The clean-up was a huge undertaking for the family of Cassie and William as it had become overrun with caragana bushes, spruce trees and thistles. But with the help of other family members, they were able to do the work in stages for four years. Today there are 61 unmarked graves and 18 marked graves in the cemetery.

The first service was held in 2009 and has been held every year since. Donations from attendees have allowed for the continued maintenance of the cemetery. Cassie said they are very grateful for all of the donations, and she hopes the support will continue and allow the legacy of the pioneers to live on.

Edmonton resident Lois French said her grandmother Pearl Diduck is buried in the cemetery. She said her grandmother lived on a homestead near Hilliard. “I didn’t know her,” said French, as her grandmother was in her sixties when she passed away from cancer in 1932. French said she also came to honour her mother Anne Yanchuk, who has also passed away.
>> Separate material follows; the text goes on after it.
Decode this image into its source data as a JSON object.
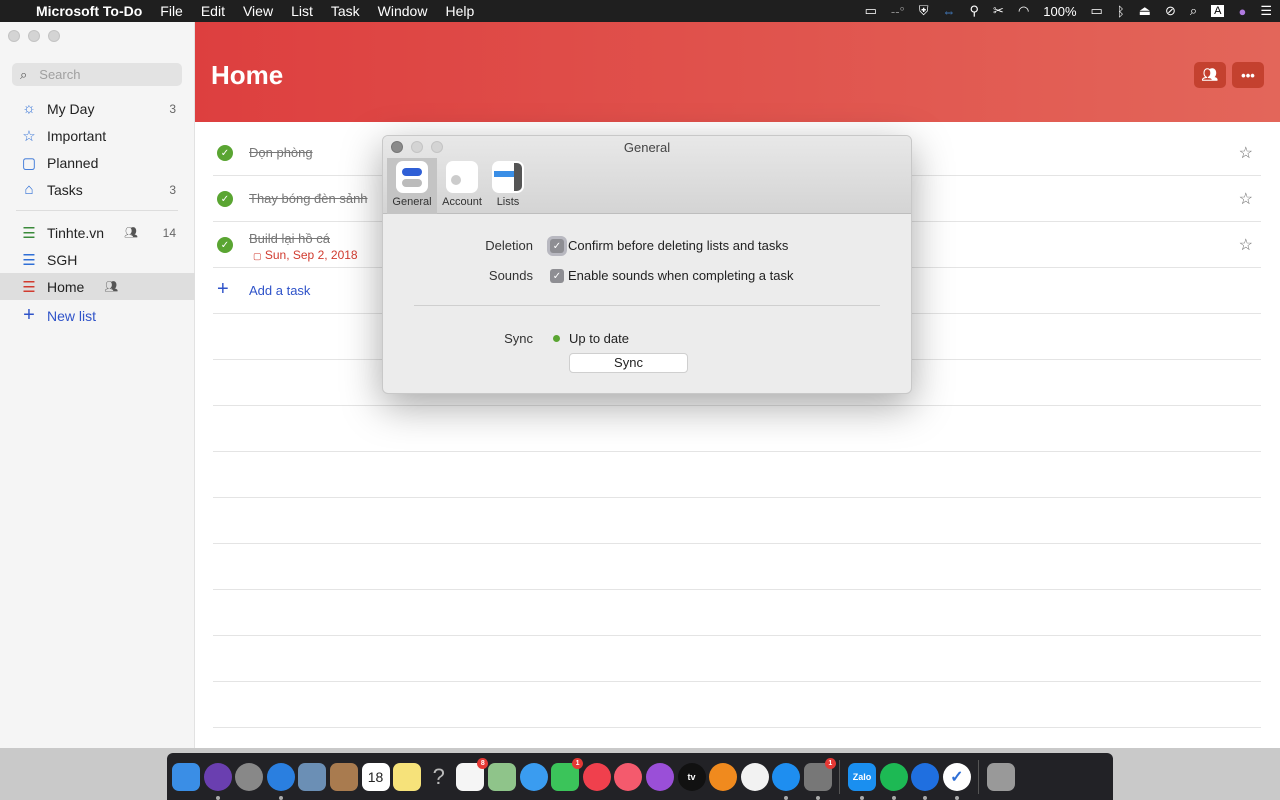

French pointed out that her aunt, Kay Tymchuk, donated the large granite monument in the cemetery. French grew up in the Paulus area, eight miles south of Chipman. A former church was converted into the school she attended. French said her first job was as a secretary of Strathearn School in Edmonton. Ironically, she learned from Principal Tom Blacklock that his first posting as a teacher was at Paulus School. Primary School records are dated between 1904-1969. Paulus School was one of 67 schools registered in the municipality of Lamont County no.30.

According to the Provincial Archives of Alberta, (Heritage Resources Management System) website, the school was located in the geographical area identified as Fonds. The area, comprising Lamont County no. 30, was first surveyed in 1883. The first settler homesteaded in 1887. Many Ukrainian immigrants began settling in the area in 1891.